E eu acho que nunca o tinha visto falar uma palavra com tanta força como agora. Como se uma promessa pudesse ter um peso enorme... Tanto eu mesma desisti de perguntar porque ele tinha dado tanta ênfase em como tudo tinha mudado.

Talvez porque eu mesmo já tivesse percebido um pouco disso...

Era impressão minha, ou eu nunca tinha sentido a pele de Byakko tão quente como hoje?

— Você vai cuidar de Dorothea...? — Perguntei, sem conseguir evitar.

Ainda apoiada no ombro de Byakko, senti sua cabeça balançar e seu cabelo roçar minha orelha.

— Agora mesmo.

Primeiro eu sorri. Dorothea finalmente poderia parar de se sentir amaldiçoada, condenada a sofrer, por minha culpa. Eu não podia compensar o que ela tinha passado nos últimos meses, mas, pelo menos agora, eu tinha conseguido trazer Byakko de volta. Ela poderia descansar. Estaria livre da dor. Ela poderia...

Poderia morrer...

De repente, meu sorriso morreu. Levantei o rosto, encarando o vazio na minha frente.
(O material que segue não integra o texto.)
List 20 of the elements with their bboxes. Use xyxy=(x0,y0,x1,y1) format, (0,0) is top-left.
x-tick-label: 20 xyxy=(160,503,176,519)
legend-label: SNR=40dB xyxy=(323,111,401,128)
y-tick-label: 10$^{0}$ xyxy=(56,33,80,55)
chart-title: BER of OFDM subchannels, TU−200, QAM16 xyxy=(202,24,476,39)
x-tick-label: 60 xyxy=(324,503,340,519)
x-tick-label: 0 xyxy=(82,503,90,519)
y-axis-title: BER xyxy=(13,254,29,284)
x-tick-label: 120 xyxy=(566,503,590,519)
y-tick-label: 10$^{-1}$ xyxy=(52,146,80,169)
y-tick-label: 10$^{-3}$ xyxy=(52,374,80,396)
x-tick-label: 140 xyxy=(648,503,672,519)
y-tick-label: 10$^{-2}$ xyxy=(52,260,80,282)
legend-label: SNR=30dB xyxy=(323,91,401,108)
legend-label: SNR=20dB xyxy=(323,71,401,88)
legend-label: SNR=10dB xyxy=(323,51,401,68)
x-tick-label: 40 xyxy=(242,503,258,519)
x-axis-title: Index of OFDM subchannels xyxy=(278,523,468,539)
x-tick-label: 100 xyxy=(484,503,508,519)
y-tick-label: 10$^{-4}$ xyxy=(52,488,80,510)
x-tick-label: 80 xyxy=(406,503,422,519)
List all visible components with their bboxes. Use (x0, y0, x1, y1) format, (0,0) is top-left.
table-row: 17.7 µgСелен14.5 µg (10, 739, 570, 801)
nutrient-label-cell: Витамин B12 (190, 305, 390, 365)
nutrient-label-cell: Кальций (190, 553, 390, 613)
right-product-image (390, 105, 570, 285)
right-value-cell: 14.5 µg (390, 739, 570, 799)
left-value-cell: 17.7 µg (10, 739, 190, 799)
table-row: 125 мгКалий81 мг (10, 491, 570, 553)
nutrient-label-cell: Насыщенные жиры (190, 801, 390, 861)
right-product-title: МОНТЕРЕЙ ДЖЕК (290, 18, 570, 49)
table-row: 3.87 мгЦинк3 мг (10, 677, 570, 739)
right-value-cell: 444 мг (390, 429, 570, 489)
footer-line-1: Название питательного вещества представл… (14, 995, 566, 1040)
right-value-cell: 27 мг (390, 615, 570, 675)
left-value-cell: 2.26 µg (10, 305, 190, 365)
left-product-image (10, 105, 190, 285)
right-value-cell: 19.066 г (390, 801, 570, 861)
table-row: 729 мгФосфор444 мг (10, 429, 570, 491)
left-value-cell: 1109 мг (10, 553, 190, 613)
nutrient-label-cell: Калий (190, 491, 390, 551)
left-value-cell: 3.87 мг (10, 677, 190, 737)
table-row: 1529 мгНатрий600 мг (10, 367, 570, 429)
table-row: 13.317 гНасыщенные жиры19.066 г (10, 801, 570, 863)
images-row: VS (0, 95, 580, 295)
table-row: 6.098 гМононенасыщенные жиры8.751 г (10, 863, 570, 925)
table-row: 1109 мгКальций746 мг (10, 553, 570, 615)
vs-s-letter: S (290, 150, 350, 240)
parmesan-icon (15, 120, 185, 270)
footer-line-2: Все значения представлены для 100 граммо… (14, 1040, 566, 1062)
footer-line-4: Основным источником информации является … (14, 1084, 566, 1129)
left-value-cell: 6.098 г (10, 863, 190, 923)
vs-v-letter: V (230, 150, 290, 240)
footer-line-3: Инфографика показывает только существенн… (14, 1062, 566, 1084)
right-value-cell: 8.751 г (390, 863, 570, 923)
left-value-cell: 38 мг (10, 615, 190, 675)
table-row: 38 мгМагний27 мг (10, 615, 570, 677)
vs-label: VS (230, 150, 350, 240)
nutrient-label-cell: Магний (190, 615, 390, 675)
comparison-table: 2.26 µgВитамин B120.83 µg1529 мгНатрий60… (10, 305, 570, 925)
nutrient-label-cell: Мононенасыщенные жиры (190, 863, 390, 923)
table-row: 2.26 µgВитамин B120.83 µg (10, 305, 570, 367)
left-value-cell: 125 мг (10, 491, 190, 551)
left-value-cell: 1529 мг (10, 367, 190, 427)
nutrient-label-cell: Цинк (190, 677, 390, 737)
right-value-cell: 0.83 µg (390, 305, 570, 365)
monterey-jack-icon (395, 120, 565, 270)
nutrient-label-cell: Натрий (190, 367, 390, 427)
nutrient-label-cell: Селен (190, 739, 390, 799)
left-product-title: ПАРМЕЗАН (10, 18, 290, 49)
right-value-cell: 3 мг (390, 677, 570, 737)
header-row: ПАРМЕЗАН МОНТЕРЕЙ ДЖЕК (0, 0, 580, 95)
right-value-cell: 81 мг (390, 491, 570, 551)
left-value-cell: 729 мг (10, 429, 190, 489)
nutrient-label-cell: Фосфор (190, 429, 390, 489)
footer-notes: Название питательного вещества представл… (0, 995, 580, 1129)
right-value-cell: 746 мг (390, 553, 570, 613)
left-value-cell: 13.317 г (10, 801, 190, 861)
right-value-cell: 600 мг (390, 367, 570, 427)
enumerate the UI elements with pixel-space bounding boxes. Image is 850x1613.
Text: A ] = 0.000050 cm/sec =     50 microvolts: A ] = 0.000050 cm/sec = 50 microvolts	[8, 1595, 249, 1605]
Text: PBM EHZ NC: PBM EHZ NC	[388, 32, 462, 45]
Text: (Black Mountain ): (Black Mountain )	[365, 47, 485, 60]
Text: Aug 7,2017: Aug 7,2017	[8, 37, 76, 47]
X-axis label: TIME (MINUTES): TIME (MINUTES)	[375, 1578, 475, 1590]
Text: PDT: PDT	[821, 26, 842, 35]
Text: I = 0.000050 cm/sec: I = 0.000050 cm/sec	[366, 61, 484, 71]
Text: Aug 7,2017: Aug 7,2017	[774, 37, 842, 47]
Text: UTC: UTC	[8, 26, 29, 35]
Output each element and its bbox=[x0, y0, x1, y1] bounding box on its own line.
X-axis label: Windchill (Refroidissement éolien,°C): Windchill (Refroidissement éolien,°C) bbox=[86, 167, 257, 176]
Eu nem sabia se ela tinha acordado ainda. Tinha saído de casa correndo, sem nem checar o quarto dela, com a ideia maluca de chamar Isméria. Eu não a tinha visto nem lhe dado bom dia... Se Byakko fosse resolver tudo agora, como tinha dito, eu nem conseguiria lhe dizer adeus...

Byakko empurrou meus ombros devagar, até que estivesse me encarando, e perguntou:

— Está tudo bem? — Suas sobrancelhas se abaixaram, dando-lhe um olhar perdido. — Não é o que você queria...?

Pisquei, e depois abaixei o rosto.

— É que... — Mordi minha bochecha. — Eu queria poder me despedir de Dorothea.

Levantei o olhar e o encarei.

— Isso é... possível? Dar um final feliz a alguém?

Ele soltou meus ombros e colocou as mãos no colo, uma segurando a outra. Depois, sorriu.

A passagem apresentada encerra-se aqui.